Location:   All Over The Map
Year:  Until the 1790s

In the early years of settlement along the eastern seaboard the thirteen colonies had unsettled, and wildly shifting borders and claims to land. With the kind of shrugging arrogance that was to become a New York trademark, New York made more than enough claims on other colonial territories to turn itself literally into an empire state. 

To begin with, New York insisted that its eastern borders lay on the Connecticut River, gifting unto itself about half the colony of Connecticut and a fair-sized portion of Massachusetts. It claimed that lower Ontario was its sovereign territory. It also laid claim to the watersheds of the Delaware River, meaning that northern New Jersey was part of this "greater New York."  After the Revolutionary War, it claimed a vast area of the "Old Northwest" as its own, an area which eventually became the States of Wisconsin, Michigan, Ohio, Indiana, and Illinois.

The other twelve colonies ignored these claims, and eventually they were all resolved by compromise. All except for Vermont, that is, which everybody but the local residents and a few New Hampshireites with delusions of grandeur agreed was an integral part of New York. 

The flinty folk of the Green Mountains never cottoned to being New Yorkers, and in 1777, while New York was busy being invaded and occupied by British troops, the Vermonters, led by Ethan Allen, declared themselves an independent republic.

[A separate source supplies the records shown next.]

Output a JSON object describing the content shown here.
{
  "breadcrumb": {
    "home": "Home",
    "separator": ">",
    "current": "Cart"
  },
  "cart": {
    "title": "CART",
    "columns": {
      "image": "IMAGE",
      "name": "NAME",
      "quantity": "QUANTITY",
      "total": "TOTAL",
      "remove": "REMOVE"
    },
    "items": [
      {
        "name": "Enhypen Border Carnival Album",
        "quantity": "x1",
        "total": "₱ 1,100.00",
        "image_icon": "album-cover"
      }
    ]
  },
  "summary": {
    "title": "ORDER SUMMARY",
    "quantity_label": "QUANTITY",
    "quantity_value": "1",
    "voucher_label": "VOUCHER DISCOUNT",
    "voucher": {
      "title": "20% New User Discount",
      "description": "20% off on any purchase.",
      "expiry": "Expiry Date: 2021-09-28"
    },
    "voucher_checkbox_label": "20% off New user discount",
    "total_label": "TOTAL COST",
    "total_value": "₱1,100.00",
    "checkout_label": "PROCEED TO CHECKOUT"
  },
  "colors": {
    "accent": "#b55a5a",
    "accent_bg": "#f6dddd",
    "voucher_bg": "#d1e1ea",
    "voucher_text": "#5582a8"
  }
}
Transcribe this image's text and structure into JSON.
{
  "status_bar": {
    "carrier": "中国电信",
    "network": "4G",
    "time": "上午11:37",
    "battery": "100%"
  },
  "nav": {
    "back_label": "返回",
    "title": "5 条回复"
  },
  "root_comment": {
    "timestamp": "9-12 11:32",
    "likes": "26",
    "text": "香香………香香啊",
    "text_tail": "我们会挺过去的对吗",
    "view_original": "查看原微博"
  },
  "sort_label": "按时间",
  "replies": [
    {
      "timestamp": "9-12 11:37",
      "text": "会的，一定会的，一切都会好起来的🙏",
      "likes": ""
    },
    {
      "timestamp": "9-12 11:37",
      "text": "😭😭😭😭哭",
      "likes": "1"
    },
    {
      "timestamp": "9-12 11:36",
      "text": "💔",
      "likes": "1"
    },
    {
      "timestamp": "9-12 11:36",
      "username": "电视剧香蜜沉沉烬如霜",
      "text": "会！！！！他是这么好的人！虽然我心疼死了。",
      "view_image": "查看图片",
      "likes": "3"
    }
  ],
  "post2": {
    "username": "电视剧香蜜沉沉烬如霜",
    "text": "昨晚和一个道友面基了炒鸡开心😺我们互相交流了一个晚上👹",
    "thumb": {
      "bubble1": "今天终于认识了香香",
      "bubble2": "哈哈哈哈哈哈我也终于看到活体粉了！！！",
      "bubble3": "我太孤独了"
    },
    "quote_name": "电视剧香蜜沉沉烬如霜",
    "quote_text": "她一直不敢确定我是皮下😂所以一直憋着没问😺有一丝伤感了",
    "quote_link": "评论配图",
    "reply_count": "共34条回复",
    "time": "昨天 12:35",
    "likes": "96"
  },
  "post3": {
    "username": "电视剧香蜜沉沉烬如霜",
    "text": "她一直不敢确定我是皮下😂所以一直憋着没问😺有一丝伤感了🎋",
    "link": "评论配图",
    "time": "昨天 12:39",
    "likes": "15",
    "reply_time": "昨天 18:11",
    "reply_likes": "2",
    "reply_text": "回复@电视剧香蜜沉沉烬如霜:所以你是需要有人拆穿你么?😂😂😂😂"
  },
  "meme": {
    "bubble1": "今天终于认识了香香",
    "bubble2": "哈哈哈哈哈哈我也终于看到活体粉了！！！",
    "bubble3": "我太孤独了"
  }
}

This republic allied itself with the United States, and in 1791 became the fourteenth State of the Union, the first after the original thirteen colonies.

If New York sounds highfalutin' with all its demands, remember that of course, other colonies, particularly Pennsylvania, laid claims to New York's territory. Pennsylvania's position was that New York had no business in the Finger Lakes and in the Niagara region. Quebec wanted the Adirondacks, and Massachusetts wanted a port on the Great Lakes. And the Iroquois and other Native Americans just wanted everybody else to leave.

The history lesson today is that the State boundaries we take for granted have very little to do with reality and everything to do with what somebody ate for breakfast. Different men on different days would have drawn different lines.